• U.S.

Art: Ambassadors of Good Will

4 minute read
TIME

Not so long ago, Japan dreamed of sending war lords to govern the U.S. from Washington. This year, with old enmities fading fast, Japan’s postwar rulers dispatched a different set of emissaries across the Pacific: 91 examples of her finest painting and sculpture, carefully packaged for a nationwide good-will tour of the U.S. In the past five months the show has drawn fascinated crowds in Washington and Manhattan; last fortnight, before doubling back to Chicago and Boston, the exhibition arrived aboard a specially refrigerated freight car for a four-week stay at the Seattle Art Museum.

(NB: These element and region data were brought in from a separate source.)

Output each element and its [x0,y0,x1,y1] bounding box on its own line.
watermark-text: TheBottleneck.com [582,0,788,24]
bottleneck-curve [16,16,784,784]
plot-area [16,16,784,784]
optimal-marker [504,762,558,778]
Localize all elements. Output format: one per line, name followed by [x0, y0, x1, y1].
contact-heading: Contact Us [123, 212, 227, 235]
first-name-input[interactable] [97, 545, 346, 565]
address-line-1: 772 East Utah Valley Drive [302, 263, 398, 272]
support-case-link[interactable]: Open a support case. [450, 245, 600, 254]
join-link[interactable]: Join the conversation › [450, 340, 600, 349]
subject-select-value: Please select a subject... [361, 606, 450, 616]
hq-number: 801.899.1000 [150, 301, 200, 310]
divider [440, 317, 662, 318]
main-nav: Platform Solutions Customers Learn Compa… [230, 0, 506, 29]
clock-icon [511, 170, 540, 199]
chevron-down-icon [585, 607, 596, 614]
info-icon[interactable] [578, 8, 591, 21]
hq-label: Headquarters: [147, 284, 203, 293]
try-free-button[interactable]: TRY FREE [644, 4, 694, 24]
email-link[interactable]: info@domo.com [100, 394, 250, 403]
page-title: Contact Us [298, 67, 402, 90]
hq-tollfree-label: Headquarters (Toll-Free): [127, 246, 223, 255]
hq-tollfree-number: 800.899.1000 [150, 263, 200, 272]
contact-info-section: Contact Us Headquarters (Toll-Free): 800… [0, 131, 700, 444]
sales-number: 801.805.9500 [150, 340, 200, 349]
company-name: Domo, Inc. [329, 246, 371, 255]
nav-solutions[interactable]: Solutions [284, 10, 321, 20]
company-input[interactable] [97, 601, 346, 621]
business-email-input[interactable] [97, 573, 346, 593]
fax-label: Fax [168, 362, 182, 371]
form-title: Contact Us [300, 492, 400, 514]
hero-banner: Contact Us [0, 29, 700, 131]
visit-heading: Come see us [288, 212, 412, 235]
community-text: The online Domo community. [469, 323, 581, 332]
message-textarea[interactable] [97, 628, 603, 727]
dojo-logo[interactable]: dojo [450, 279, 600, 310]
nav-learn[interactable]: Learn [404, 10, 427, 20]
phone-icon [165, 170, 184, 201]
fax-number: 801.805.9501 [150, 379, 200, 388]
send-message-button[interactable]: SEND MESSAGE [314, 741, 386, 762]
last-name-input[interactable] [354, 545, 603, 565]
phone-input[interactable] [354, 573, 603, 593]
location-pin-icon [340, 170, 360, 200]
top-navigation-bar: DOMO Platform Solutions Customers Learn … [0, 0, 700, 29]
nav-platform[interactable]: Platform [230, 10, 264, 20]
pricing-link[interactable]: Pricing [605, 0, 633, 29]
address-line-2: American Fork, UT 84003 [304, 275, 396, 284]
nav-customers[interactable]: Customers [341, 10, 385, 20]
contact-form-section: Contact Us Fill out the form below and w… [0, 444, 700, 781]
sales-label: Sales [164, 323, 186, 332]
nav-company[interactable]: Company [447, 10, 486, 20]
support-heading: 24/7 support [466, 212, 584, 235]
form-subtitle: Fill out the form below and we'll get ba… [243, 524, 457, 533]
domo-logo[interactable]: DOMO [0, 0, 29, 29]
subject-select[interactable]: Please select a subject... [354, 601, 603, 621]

Seattle had been well primed for this week’s opening, with 22 billboards, 500 posters in store windows, and 6,000 letters for schoolchildren to take home to their parents. Ten galleries of the museum’s 13 were emptied and redecorated to contain the exhibition. Staff members erected a facsimile of a Japanese shrine on the lawn out front, found a Japanese orchestra to play on the night of the opening. Expecting the biggest crowds since the museum’s opening 20 years ago, Director Richard Fuller explained: “We have had to go whole hog, but having the show is a great privilege.”

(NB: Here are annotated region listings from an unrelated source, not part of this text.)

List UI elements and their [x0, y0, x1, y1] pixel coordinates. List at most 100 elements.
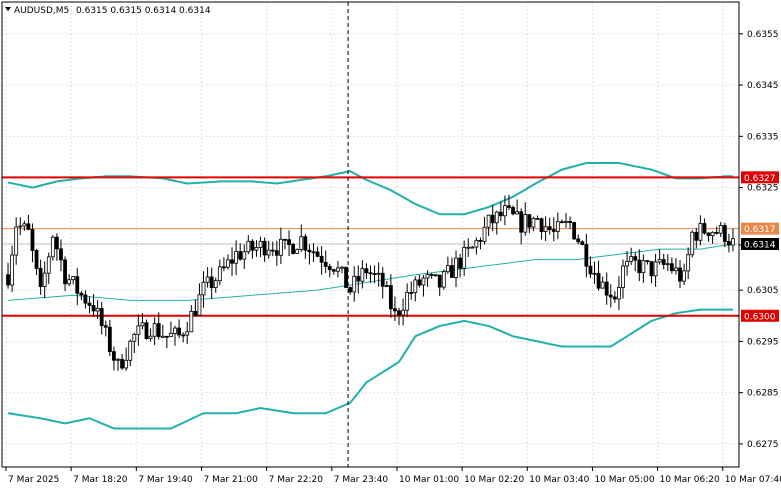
candle-body-bull	[50, 236, 55, 258]
candle-body-bull	[718, 225, 723, 234]
candle-body-bear	[576, 238, 581, 243]
candle-body-bear	[694, 231, 699, 241]
chart-window[interactable]: 0.6355 0.6345 0.6335 0.6325 0.6314 0.6305 0.62…	[0, 0, 781, 489]
candle-body-bear	[726, 241, 731, 246]
candle-body-bull	[515, 211, 520, 215]
candle-body-bull	[482, 226, 487, 242]
candle-body-bear	[637, 259, 642, 274]
candle-body-bull	[14, 226, 19, 256]
candle-body-bear	[417, 279, 422, 286]
candle-body-bull	[360, 268, 365, 282]
plot-border	[1, 1, 740, 468]
x-tick-label: 10 Mar 02:20	[464, 475, 524, 485]
candle-body-bear	[364, 268, 369, 274]
candle-body-bull	[710, 232, 715, 237]
candle-body-bull	[246, 240, 251, 253]
candle-body-bear	[120, 358, 124, 369]
price-label-bid: 0.6314	[741, 237, 779, 250]
candle-body-bull	[564, 220, 568, 223]
time-axis[interactable]: 7 Mar 2025 7 Mar 18:20 7 Mar 19:40 7 Mar 21…	[5, 467, 781, 485]
price-chart[interactable]: 0.6355 0.6345 0.6335 0.6325 0.6314 0.6305 0.62…	[0, 0, 781, 489]
candle-body-bear	[307, 249, 312, 253]
candle-body-bear	[59, 248, 63, 261]
candle-body-bull	[42, 272, 47, 287]
candle-body-bull	[340, 266, 344, 269]
candle-body-bear	[388, 285, 393, 310]
candle-body-bear	[356, 275, 361, 282]
candle-body-bear	[368, 272, 373, 275]
candle-body-bear	[344, 266, 348, 288]
symbol-name: AUDUSD,M5	[14, 6, 69, 16]
candle-body-bull	[71, 276, 76, 281]
candle-body-bull	[148, 335, 153, 340]
candle-body-bear	[397, 310, 401, 316]
candle-body-bear	[458, 257, 462, 269]
candle-body-bull	[152, 323, 157, 337]
price-labels: 0.6327 0.6317 0.6314 0.6300	[741, 171, 779, 322]
candle-body-bull	[22, 223, 27, 227]
candle-body-bull	[555, 221, 560, 232]
candle-body-bull	[140, 322, 145, 327]
horizontal-levels[interactable]	[2, 176, 739, 317]
y-tick-label: 0.6335	[747, 132, 779, 142]
candle-body-bull	[234, 251, 239, 264]
x-tick-label: 7 Mar 18:20	[73, 475, 128, 485]
candle-body-bull	[731, 238, 735, 246]
candle-body-bear	[450, 265, 454, 278]
y-tick-label: 0.6275	[747, 440, 779, 450]
y-tick-label: 0.6355	[747, 30, 779, 40]
candle-body-bull	[124, 359, 129, 369]
candle-body-bear	[291, 244, 296, 254]
candle-body-bull	[690, 231, 695, 256]
candle-body-bear	[722, 225, 727, 242]
candle-body-bull	[46, 256, 51, 274]
bollinger-lower-line	[7, 308, 733, 430]
candle-body-bull	[189, 310, 194, 333]
candle-body-bear	[568, 220, 572, 223]
candle-body-bull	[295, 249, 300, 254]
candle-body-bear	[274, 250, 279, 256]
candle-body-bull	[197, 294, 202, 316]
candle-body-bear	[519, 211, 524, 233]
candle-body-bear	[409, 292, 414, 294]
candle-body-bear	[99, 307, 104, 327]
candle-body-bear	[669, 263, 674, 272]
candle-body-bull	[169, 333, 173, 337]
candle-body-bull	[299, 236, 304, 250]
candle-body-bull	[258, 240, 263, 248]
x-tick-label: 7 Mar 23:40	[334, 475, 389, 485]
candle-body-bear	[250, 240, 255, 251]
candle-body-bear	[34, 250, 39, 269]
price-label-ask: 0.6317	[741, 222, 779, 235]
candle-body-bear	[181, 334, 186, 337]
candle-body-bear	[112, 351, 116, 361]
candle-body-bull	[486, 214, 491, 228]
candle-body-bear	[83, 294, 88, 304]
candle-body-bull	[401, 309, 405, 316]
candle-body-bull	[494, 211, 499, 224]
candle-body-bear	[283, 238, 287, 241]
candle-body-bear	[588, 265, 593, 275]
candle-body-bull	[336, 267, 340, 272]
candle-body-bull	[67, 279, 72, 285]
candle-body-bull	[279, 238, 283, 256]
candle-body-bull	[674, 267, 678, 272]
candle-body-bear	[30, 229, 35, 251]
candle-body-bear	[661, 259, 666, 265]
candle-body-bull	[128, 340, 133, 361]
candle-body-bull	[531, 218, 536, 228]
price-label-text: 0.6300	[744, 312, 776, 322]
candle-body-bull	[405, 292, 410, 311]
candle-body-bull	[160, 335, 165, 338]
candle-body-bear	[323, 261, 328, 267]
price-label-level: 0.6327	[741, 171, 779, 184]
candle-body-bull	[543, 226, 548, 232]
candle-body-bull	[470, 246, 475, 249]
candle-body-bear	[238, 251, 243, 260]
candle-body-bear	[55, 236, 59, 250]
candle-body-bull	[384, 285, 389, 287]
candle-body-bull	[201, 281, 206, 296]
candle-body-bull	[217, 266, 222, 282]
candle-body-bear	[714, 232, 719, 234]
candle-body-bull	[132, 333, 137, 342]
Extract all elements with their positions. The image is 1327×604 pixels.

Priests & Guardian Gods. Scholars recognize seven major periods in Japanese art, dating back to the 6th century. Occidental showgoers could hardly be expected to keep them all straight, settled for two main impressions: 1) on the whole, Japanese art inclines toward the decorative, though Japan’s artists have turned their hands to many things besides kimonos, curved swords and block prints of Fujiyama; 2) Japanese art derives very largely from the Chinese (which had a 2,500-year head start), and in Japanese adaptations, the fire and depth of the greatest Chinese art often becomes mere chic.

But the show includes some masterpieces which outsoar all such generalizations. Many of the best are religious in feeling and intention. Like the Christian monks of medieval Europe, Japan’s Buddhist monks were often skilled artists. They kept the nation’s art alive and growing in its early stages, with work that was devotional rather than self-expressive. Ascetic in the extreme, it set a tradition of simplicity which was to shape Japanese art right along. With increasing prosperity, the priests got professional artists to fill their temples with images of Buddha, his attendant deities and fierce guardian gods. Such masterpieces of sacred sculpture as the Kannon (opposite) translated the liquid flow of brush-drawing into bronze.

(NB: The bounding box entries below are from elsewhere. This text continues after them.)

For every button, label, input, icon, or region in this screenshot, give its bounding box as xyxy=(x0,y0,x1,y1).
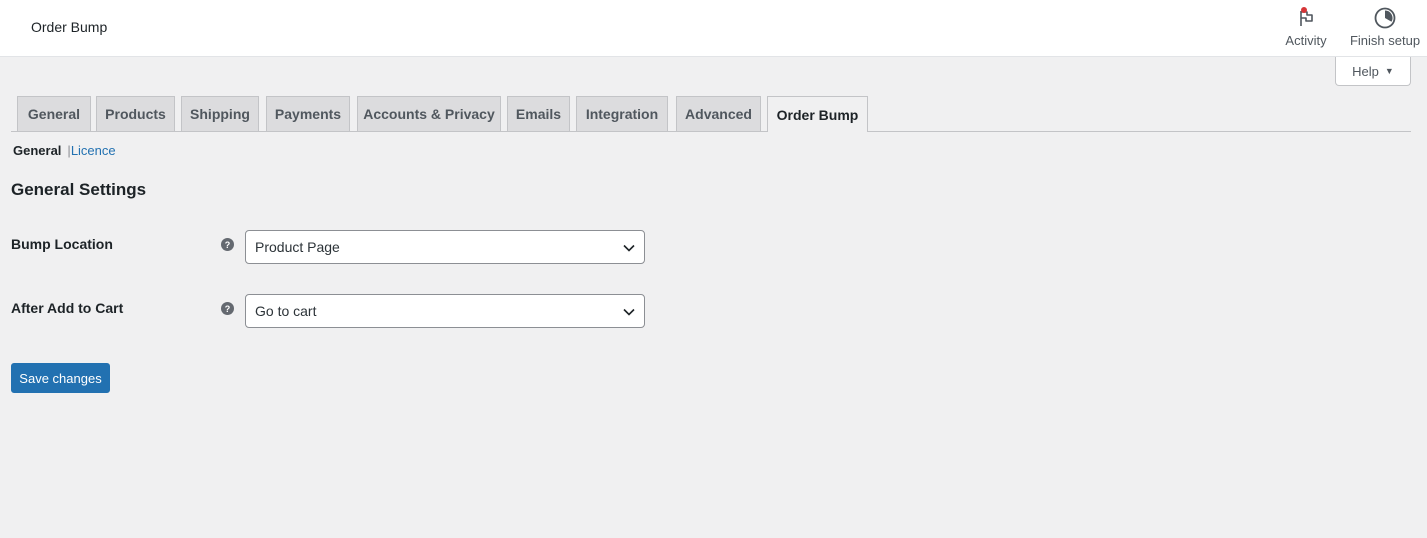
subnav-licence-link[interactable]: Licence xyxy=(71,143,116,158)
help-tip-icon[interactable]: ? xyxy=(221,238,234,251)
settings-tabs: General Products Shipping Payments Accou… xyxy=(11,96,1411,132)
after-add-to-cart-label: After Add to Cart xyxy=(11,300,124,316)
notification-dot xyxy=(1301,7,1307,13)
tab-advanced[interactable]: Advanced xyxy=(676,96,761,131)
finish-setup-button[interactable]: Finish setup xyxy=(1348,6,1422,48)
tab-payments[interactable]: Payments xyxy=(266,96,350,131)
help-label: Help xyxy=(1352,63,1379,79)
after-add-to-cart-select[interactable]: Go to cart xyxy=(245,294,645,328)
finish-setup-label: Finish setup xyxy=(1349,33,1421,48)
activity-button[interactable]: Activity xyxy=(1283,6,1329,48)
tab-accounts-privacy[interactable]: Accounts & Privacy xyxy=(357,96,501,131)
save-changes-button[interactable]: Save changes xyxy=(11,363,110,393)
bump-location-select[interactable]: Product Page xyxy=(245,230,645,264)
bump-location-value: Product Page xyxy=(255,239,340,255)
activity-label: Activity xyxy=(1285,33,1327,48)
after-add-to-cart-value: Go to cart xyxy=(255,303,317,319)
tab-order-bump[interactable]: Order Bump xyxy=(767,96,868,132)
progress-circle-icon xyxy=(1374,7,1396,29)
section-title: General Settings xyxy=(11,180,147,199)
tab-shipping[interactable]: Shipping xyxy=(181,96,259,131)
tab-products[interactable]: Products xyxy=(96,96,175,131)
top-bar: Order Bump Activity Finish setup xyxy=(0,0,1427,57)
help-button[interactable]: Help ▼ xyxy=(1335,57,1411,86)
chevron-down-icon xyxy=(623,244,635,252)
flag-icon xyxy=(1300,7,1313,26)
tab-integration[interactable]: Integration xyxy=(576,96,668,131)
tab-emails[interactable]: Emails xyxy=(507,96,570,131)
subnav-general: General xyxy=(13,143,62,158)
tab-general[interactable]: General xyxy=(17,96,91,131)
page-title: Order Bump xyxy=(31,19,108,35)
caret-down-icon: ▼ xyxy=(1384,66,1394,76)
help-tip-icon[interactable]: ? xyxy=(221,302,234,315)
chevron-down-icon xyxy=(623,308,635,316)
section-subnav: General |Licence xyxy=(13,143,116,158)
bump-location-label: Bump Location xyxy=(11,236,113,252)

Mystics & Samurais. By the end of the 14th century Japanese sculpture had declined, while drawing rose to new heights under the inspiration of the Zen Buddhist sect. Zen Buddhists stressed solitary contemplation as the loftiest activity, and Zen artists tried to put the fruit of such contemplation—the feeling that God exists, veiled, throughout nature—on to paper. Confining themselves chiefly to ink and water, they drew flowers, priests, birds, and deep, misty landscapes, with only a few strokes of the brush.

The 17th century Shrike (left) is a much later, secular offshoot of Zen drawing. With the swift and eager precision of a swordsman, the artist evoked all autumn in a fierce little bird perched atop a dead branch. Looking into their catalogues, gallerygoers noted without great surprise that Miyamoto Niten was in fact a samurai as famed for his swordsmanship as for his brushwork.

As it grew away from religion, Japan’s art increasingly celebrated everyday, human doings. The men who painted the actors, musicians, girls and horses on the following pages were down-to-earth and delicate at the same time. Their lighthearted pictures may rest below the loftiest peaks of Japanese art, but they have a delightful freshness and vigor all their own.